Cette conférence offre un panorama complet des avancées récentes dans le domaine des ondes de choc et de la lithotripsie intravasculaire (IVL) pour le traitement des calcifications en cardiologie interventionnelle. Benjamin Honton détaille d’abord les progrès technologiques majeurs, notamment avec le lancement en Europe du cathéter C2 aéro, une version optimisée du cathéter C2+ qui apporte une meilleure délivrance des impulsions grâce à un design plus fin et un ajustement des paramètres du ballon. Ces innovations permettent une application plus précise et efficace de la lithotripsie, ainsi qu’une réduction du temps de traitement entre les séquences, améliorant ainsi la fluidité de la procédure. Par ailleurs, l’émergence de technologies concurrentes telles que le système sismique de Boston, qui utilise une énergie laser pour générer des ondes acoustiques, illustre la dynamique croissante de ce secteur.
Sur le plan scientifique, la présentation met en lumière plusieurs études cliniques d’envergure qui confirment la sécurité et l’efficacité de l’IVL. Le registre France-Élysée, qui regroupe désormais 1 000 patients, montre des taux très faibles de complications graves, avec une mortalité à 12 mois autour de 2,6 % et un taux réduit d'événements indésirables majeurs liés à la sténose. Ces travaux mettent également en évidence l’importance de l’expérience opératoire, qui optimise le succès de la procédure et diminue l’utilisation de produits de contraste. En parallèle, l’étude PowerCAD met en exergue la complexité des calcifications chez les patientes, avec un pronostic plus réservé, soulignant la nécessité d’une prise en charge adaptée à cette sous-population souvent à haut risque.

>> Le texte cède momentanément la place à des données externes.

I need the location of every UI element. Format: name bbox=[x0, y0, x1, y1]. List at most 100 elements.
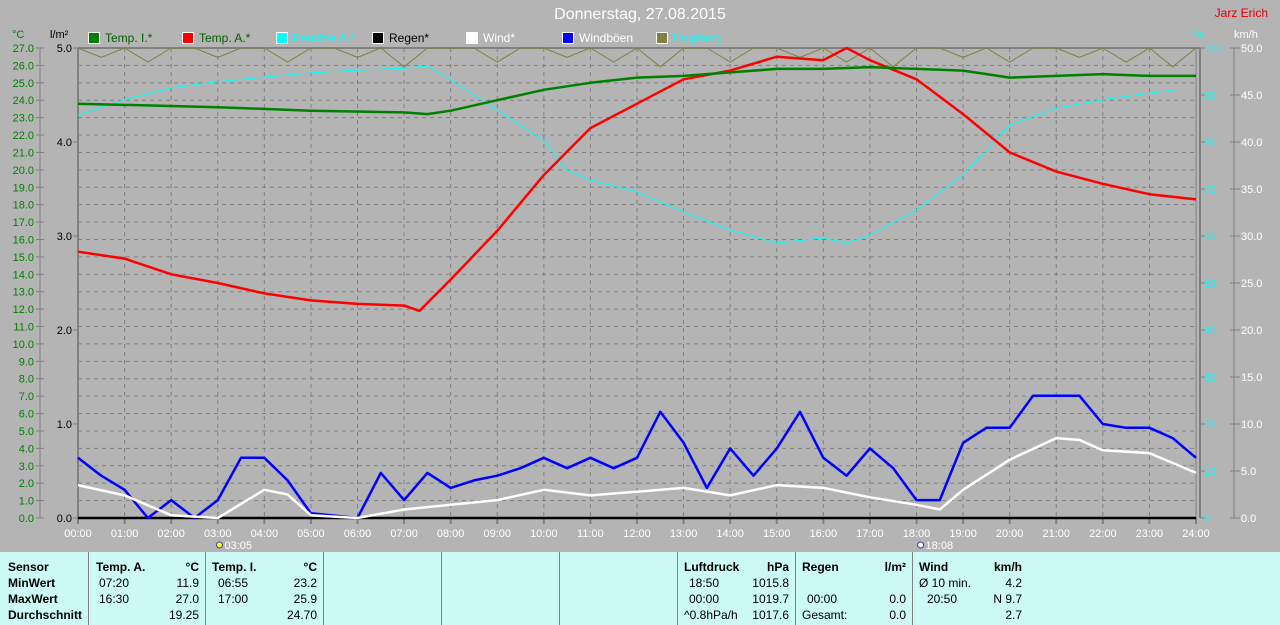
sunset-label: 18:08 bbox=[926, 540, 954, 552]
total-label: Gesamt: bbox=[802, 608, 848, 622]
stats-temp-i-col: Temp. I. °C 06:55 23.2 17:00 25.9 24.70 bbox=[206, 552, 324, 625]
min-time: 07:20 bbox=[99, 576, 130, 590]
sunset-icon bbox=[917, 541, 925, 549]
axis-unit-humidity: % bbox=[1194, 29, 1204, 41]
tick-label-temp: 7.0 bbox=[19, 391, 34, 403]
tick-label-time: 04:00 bbox=[251, 528, 279, 540]
legend-swatch bbox=[88, 32, 100, 44]
legend-swatch bbox=[372, 32, 384, 44]
min-time: 06:55 bbox=[218, 576, 249, 590]
max-value: 27.0 bbox=[175, 592, 199, 606]
tick-label-wind: 25.0 bbox=[1241, 278, 1262, 290]
tick-label-time: 06:00 bbox=[344, 528, 372, 540]
legend-swatch bbox=[182, 32, 194, 44]
tick-label-time: 08:00 bbox=[437, 528, 465, 540]
tick-label-humidity: 80 bbox=[1204, 137, 1216, 149]
tick-label-temp: 6.0 bbox=[19, 409, 34, 421]
stats-unit: °C bbox=[185, 560, 199, 574]
legend-item: Windböen bbox=[562, 31, 633, 45]
tick-label-humidity: 70 bbox=[1204, 184, 1216, 196]
legend-item: Temp. I.* bbox=[88, 31, 152, 45]
tick-label-time: 07:00 bbox=[390, 528, 418, 540]
axis-unit-rain: l/m² bbox=[50, 29, 69, 41]
legend-swatch bbox=[562, 32, 574, 44]
tick-label-wind: 10.0 bbox=[1241, 419, 1262, 431]
tick-label-humidity: 100 bbox=[1204, 43, 1222, 55]
tick-label-time: 05:00 bbox=[297, 528, 325, 540]
tick-label-time: 00:00 bbox=[64, 528, 92, 540]
stats-empty-col bbox=[442, 552, 560, 625]
avg-value: 19.25 bbox=[168, 608, 199, 622]
tick-label-temp: 26.0 bbox=[13, 60, 34, 72]
stats-empty-col bbox=[324, 552, 442, 625]
tick-label-temp: 5.0 bbox=[19, 426, 34, 438]
stats-header: Temp. I. bbox=[212, 560, 257, 574]
tick-label-humidity: 10 bbox=[1204, 466, 1216, 478]
tick-label-temp: 0.0 bbox=[19, 513, 34, 525]
tick-label-wind: 0.0 bbox=[1241, 513, 1256, 525]
tick-label-time: 22:00 bbox=[1089, 528, 1117, 540]
tick-label-wind: 40.0 bbox=[1241, 137, 1262, 149]
stats-unit: km/h bbox=[993, 560, 1022, 574]
stats-pressure-col: Luftdruck hPa 18:50 1015.8 00:00 1019.7 … bbox=[678, 552, 796, 625]
legend-item: Regen* bbox=[372, 31, 429, 45]
tick-label-rain: 5.0 bbox=[57, 43, 72, 55]
tick-label-temp: 8.0 bbox=[19, 374, 34, 386]
min-value: 1015.8 bbox=[752, 576, 789, 590]
avg-value: 1017.6 bbox=[752, 608, 789, 622]
tick-label-temp: 27.0 bbox=[13, 43, 34, 55]
tick-label-time: 16:00 bbox=[810, 528, 838, 540]
legend-label: Regen* bbox=[389, 31, 430, 45]
legend-label: Windböen bbox=[579, 31, 634, 45]
tick-label-temp: 12.0 bbox=[13, 304, 34, 316]
tick-label-temp: 18.0 bbox=[13, 200, 34, 212]
legend-label: Wind* bbox=[483, 31, 516, 45]
axis-unit-temp: °C bbox=[12, 29, 24, 41]
tick-label-humidity: 60 bbox=[1204, 231, 1216, 243]
stats-rain-col: Regen l/m² 00:00 0.0 Gesamt: 0.0 bbox=[796, 552, 913, 625]
max-value: N 9.7 bbox=[993, 592, 1022, 606]
tick-label-rain: 2.0 bbox=[57, 325, 72, 337]
tick-label-humidity: 20 bbox=[1204, 419, 1216, 431]
legend-swatch bbox=[276, 32, 288, 44]
stats-row-label: MaxWert bbox=[8, 592, 58, 606]
tick-label-time: 20:00 bbox=[996, 528, 1024, 540]
tick-label-temp: 19.0 bbox=[13, 182, 34, 194]
sunrise-icon bbox=[215, 541, 223, 549]
max-time: 20:50 bbox=[927, 592, 958, 606]
tick-label-humidity: 0 bbox=[1204, 513, 1210, 525]
stats-temp-a-col: Temp. A. °C 07:20 11.9 16:30 27.0 19.25 bbox=[89, 552, 206, 625]
tick-label-temp: 16.0 bbox=[13, 234, 34, 246]
max-time: 00:00 bbox=[807, 592, 838, 606]
tick-label-temp: 22.0 bbox=[13, 130, 34, 142]
min-time: 18:50 bbox=[689, 576, 720, 590]
max-value: 0.0 bbox=[889, 592, 906, 606]
tick-label-rain: 1.0 bbox=[57, 419, 72, 431]
tick-label-time: 01:00 bbox=[111, 528, 139, 540]
total-value: 0.0 bbox=[889, 608, 906, 622]
tick-label-time: 24:00 bbox=[1182, 528, 1210, 540]
stats-sensor-col: Sensor MinWert MaxWert Durchschnitt bbox=[0, 552, 89, 625]
min-value: 11.9 bbox=[176, 576, 199, 590]
tick-label-rain: 0.0 bbox=[57, 513, 72, 525]
tick-label-time: 18:00 bbox=[903, 528, 931, 540]
tick-label-time: 19:00 bbox=[949, 528, 977, 540]
tick-label-temp: 9.0 bbox=[19, 356, 34, 368]
tick-label-time: 09:00 bbox=[483, 528, 511, 540]
stats-row-label: Durchschnitt bbox=[8, 608, 83, 622]
tick-label-wind: 30.0 bbox=[1241, 231, 1262, 243]
sunrise-label: 03:05 bbox=[224, 540, 252, 552]
tick-label-humidity: 90 bbox=[1204, 90, 1216, 102]
tick-label-temp: 17.0 bbox=[13, 217, 34, 229]
tick-label-humidity: 40 bbox=[1204, 325, 1216, 337]
tick-label-temp: 2.0 bbox=[19, 478, 34, 490]
axis-unit-wind: km/h bbox=[1234, 29, 1258, 41]
legend-item: Temp. A.* bbox=[182, 31, 250, 45]
weather-chart: °C 0.0 1.0 2.0 3.0 4.0 5.0 6.0 7.0 8.0 9.0 10.0 11.0… bbox=[12, 29, 1262, 552]
tick-label-time: 21:00 bbox=[1042, 528, 1070, 540]
avg10-value: 4.2 bbox=[1005, 576, 1022, 590]
tick-label-humidity: 50 bbox=[1204, 278, 1216, 290]
tick-label-wind: 45.0 bbox=[1241, 90, 1262, 102]
tick-label-time: 14:00 bbox=[716, 528, 744, 540]
trend-label: ^0.8hPa/h bbox=[684, 608, 738, 622]
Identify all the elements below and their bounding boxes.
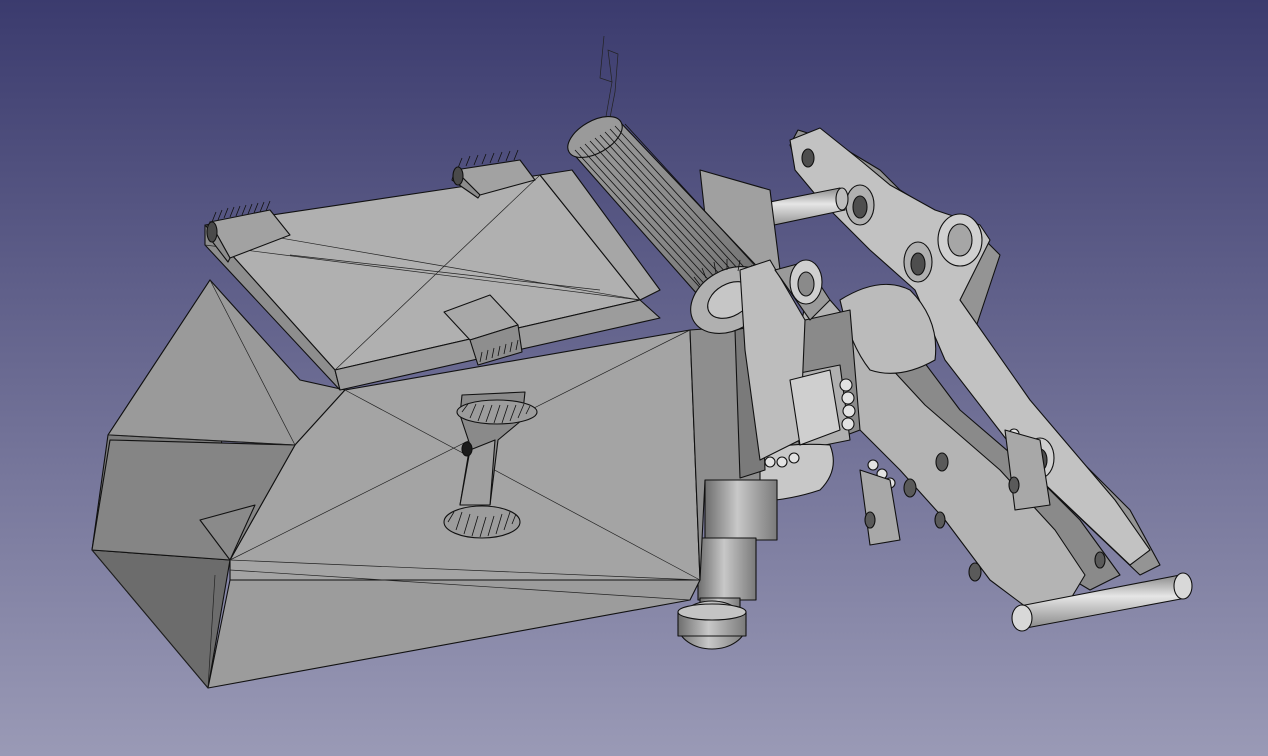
cad-scene[interactable] [0,0,1268,756]
3d-viewport[interactable] [0,0,1268,756]
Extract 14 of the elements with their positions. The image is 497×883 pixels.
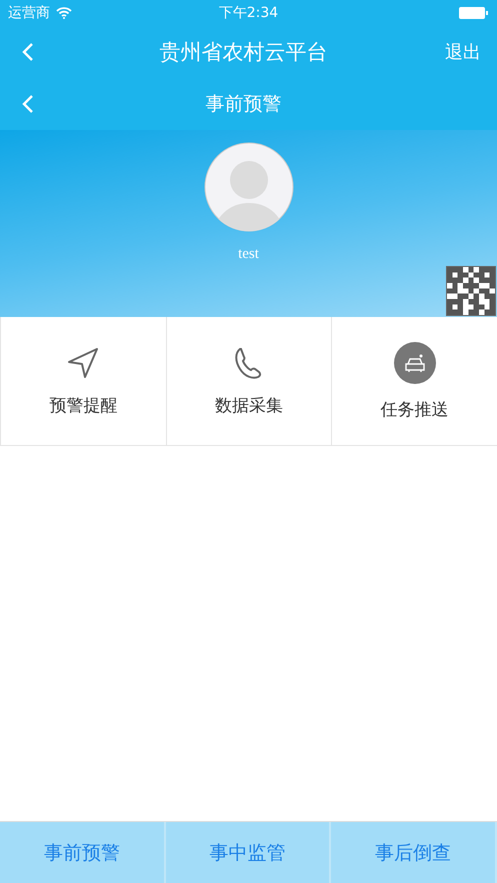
status-time: 下午2:34 xyxy=(218,4,278,22)
battery-icon xyxy=(459,7,489,19)
app-title: 贵州省农村云平台 xyxy=(158,39,328,66)
back-icon xyxy=(22,94,34,114)
avatar-icon xyxy=(204,142,294,232)
car-icon xyxy=(394,342,436,384)
send-icon xyxy=(66,346,100,380)
wifi-icon xyxy=(56,7,72,19)
page-title: 事前预警 xyxy=(204,92,282,117)
back-icon xyxy=(22,42,34,62)
qr-code-icon[interactable] xyxy=(446,266,496,316)
logout-button[interactable]: 退出 xyxy=(441,36,485,68)
carrier-name: 运营商 xyxy=(8,4,50,22)
username: test xyxy=(238,246,259,263)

Une autre contribution clé est l’étude randomisée ICAR, qui compare la lithotripsie intravasculaire à la rotablator dans des lésions calcifiées accessibles aux deux techniques. Les résultats montrent une équivalence en termes de qualité de la préparation de la lésion et de résultats cliniques à un an, tout en révélant des différences en termes de facilité d’utilisation et d’exposition au rayonnement, apportant ainsi des éléments concrets pour guider la stratégie interventionnelle. Enfin, l’étude Fracture, réalisée avec le système sismique, confirme la faisabilité, la sécurité et l’efficacité de cette technologie émergente, notamment par la démonstration fréquente de fractures visibles en imagerie OCT, un biomarqueur important de la réussite mécanique du traitement des calcifications.
En conclusion, cette intervention met en évidence que l’IVL s’impose désormais comme une véritable innovation dans le traitement endovasculaire des lésions calcifiées, adoptée largement par la communauté interventionnelle grâce à ses résultats rassurants et son faible taux de complications. Néanmoins, de nouveaux acteurs technologiques et des études randomisées plus approfondies continuent d’enrichir ce champ thérapeutique, promettant un avenir encore plus sûr et efficace pour la prise en charge des patients porteurs de calcifications vasculaires.